Spear-Targeting of Regional Researchers — Unlike many APT groups that broadly target sectors, Patchwork shows evidence of specifically researching individual targets before crafting tailored lures, including referencing targets' specific research areas, recent publications, and professional affiliations in phishing emails — increasing lure credibility.

Lateral Movement and Reconnaissance — Post-compromise reconnaissance focuses on identifying additional high-value targets within victim organizations, their contact networks, and accessible network shares containing policy documents, diplomatic correspondence, and research reports. The group uses standard Windows tools including net.exe, systeminfo, and ipconfig for network reconnaissance (T1082, T1016, T1057).

Tools & Malware

• BADNEWS — Patchwork's signature RAT, using RSS feeds and legitimate cloud services for C2 communication to blend with normal network traffic. Provides file management, screenshot capture, keylogging, and command execution.
• Ragnatela RAT — An updated second-stage backdoor providing remote access, keylogging, screenshot capture, and webcam access. C2 communication uses legitimate cloud storage services to evade network detection.
• PubFantasy — A RAT using the publish-subscribe messaging pattern for C2, communicating via legitimate bulletin board and forum services to obscure malicious traffic.
• TINYTYPHON — A lightweight first-stage payload used to download and execute more capable backdoors after initial compromise.
• AutoIt Dropper — A custom compiled AutoIt loader that decrypts and executes embedded payloads, complicating automated analysis.
• QuasarRAT — A commodity open-source remote access tool used alongside custom tools, providing basic remote access capability with deniability.
• AndroRAT — Android remote access trojan deployed against mobile devices belonging to Pakistani officials and Indian diaspora communities.
• Socksbot — A proxy tool used to route traffic through compromised hosts, supporting lateral movement and covert infrastructure.

Indicators & Detection

Email Lure Detection — Patchwork spearphishing emails targeting South Asian policy researchers are frequently tailored to reference the recipient's specific professional focus. Implement sender verification for emails purportedly from known colleagues or institutional addresses. Sandbox all Office and RTF document attachments, monitoring for exploitation of legacy Office vulnerabilities that remain unpatched in some environments.

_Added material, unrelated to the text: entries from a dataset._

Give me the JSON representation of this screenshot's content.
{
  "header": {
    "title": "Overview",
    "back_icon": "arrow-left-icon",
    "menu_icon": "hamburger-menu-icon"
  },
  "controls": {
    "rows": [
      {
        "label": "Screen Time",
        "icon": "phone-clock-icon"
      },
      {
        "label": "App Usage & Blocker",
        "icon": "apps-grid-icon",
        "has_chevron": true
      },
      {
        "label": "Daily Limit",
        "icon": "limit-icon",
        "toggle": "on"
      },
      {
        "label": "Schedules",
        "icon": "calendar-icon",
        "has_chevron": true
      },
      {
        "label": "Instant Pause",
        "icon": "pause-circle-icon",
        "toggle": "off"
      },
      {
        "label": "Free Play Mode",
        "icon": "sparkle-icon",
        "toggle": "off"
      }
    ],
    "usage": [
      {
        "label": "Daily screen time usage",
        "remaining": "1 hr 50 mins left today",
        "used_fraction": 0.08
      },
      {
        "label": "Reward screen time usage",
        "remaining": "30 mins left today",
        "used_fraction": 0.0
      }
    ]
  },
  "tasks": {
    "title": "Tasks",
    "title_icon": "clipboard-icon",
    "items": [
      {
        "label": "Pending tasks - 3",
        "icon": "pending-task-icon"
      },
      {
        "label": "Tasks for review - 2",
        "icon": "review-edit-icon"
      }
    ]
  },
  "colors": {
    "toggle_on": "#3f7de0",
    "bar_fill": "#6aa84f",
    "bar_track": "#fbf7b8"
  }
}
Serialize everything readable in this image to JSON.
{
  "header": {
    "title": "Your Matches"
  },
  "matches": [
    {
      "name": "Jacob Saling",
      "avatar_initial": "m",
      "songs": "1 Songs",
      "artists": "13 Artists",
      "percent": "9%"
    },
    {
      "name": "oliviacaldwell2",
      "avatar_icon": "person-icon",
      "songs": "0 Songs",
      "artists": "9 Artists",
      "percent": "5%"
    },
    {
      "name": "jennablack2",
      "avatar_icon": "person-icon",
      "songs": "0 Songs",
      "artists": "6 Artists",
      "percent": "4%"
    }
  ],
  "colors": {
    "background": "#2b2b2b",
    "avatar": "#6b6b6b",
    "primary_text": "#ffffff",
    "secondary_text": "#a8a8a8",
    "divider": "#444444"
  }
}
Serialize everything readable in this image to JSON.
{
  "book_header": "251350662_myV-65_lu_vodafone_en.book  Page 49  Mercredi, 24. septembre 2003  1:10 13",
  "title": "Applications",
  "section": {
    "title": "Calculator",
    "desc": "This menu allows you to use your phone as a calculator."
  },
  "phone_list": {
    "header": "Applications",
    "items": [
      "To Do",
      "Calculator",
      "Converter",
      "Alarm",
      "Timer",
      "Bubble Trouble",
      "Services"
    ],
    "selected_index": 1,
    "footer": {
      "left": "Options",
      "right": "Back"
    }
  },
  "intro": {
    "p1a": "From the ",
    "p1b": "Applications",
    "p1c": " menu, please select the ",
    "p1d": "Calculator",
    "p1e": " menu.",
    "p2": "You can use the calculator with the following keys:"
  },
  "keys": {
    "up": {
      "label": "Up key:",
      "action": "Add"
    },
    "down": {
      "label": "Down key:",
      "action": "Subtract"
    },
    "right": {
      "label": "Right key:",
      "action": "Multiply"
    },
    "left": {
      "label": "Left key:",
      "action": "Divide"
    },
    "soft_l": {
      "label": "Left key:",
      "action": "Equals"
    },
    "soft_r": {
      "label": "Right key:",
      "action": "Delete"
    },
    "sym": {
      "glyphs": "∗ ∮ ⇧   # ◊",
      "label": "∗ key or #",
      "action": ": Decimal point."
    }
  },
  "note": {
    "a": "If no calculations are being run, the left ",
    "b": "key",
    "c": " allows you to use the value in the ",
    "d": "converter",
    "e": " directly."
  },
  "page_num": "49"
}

AutoIt Detection — Monitor for AutoIt3.exe process execution, particularly when spawned by Office applications or browser processes. Alert on compiled AutoIt scripts executing from temporary directories or user-writable locations. AutoIt malware can be detected by examining the compiled executable header for AutoIt markers.

Cloud-Based C2 Detection — Patchwork's use of RSS feeds and cloud services for C2 makes network-level detection difficult. Implement application-layer inspection to identify patterns of encoded parameters in otherwise normal-looking cloud service traffic. Monitor for unusual access patterns to blogging platforms and RSS services from enterprise systems.

Research Institution Protections — Think tanks, university research departments, and policy institutions focused on South Asian affairs should implement phishing-resistant MFA, restrict macro execution in Office documents, and provide tailored threat awareness training that specifically addresses Patchwork's targeting of researchers by subject matter expertise.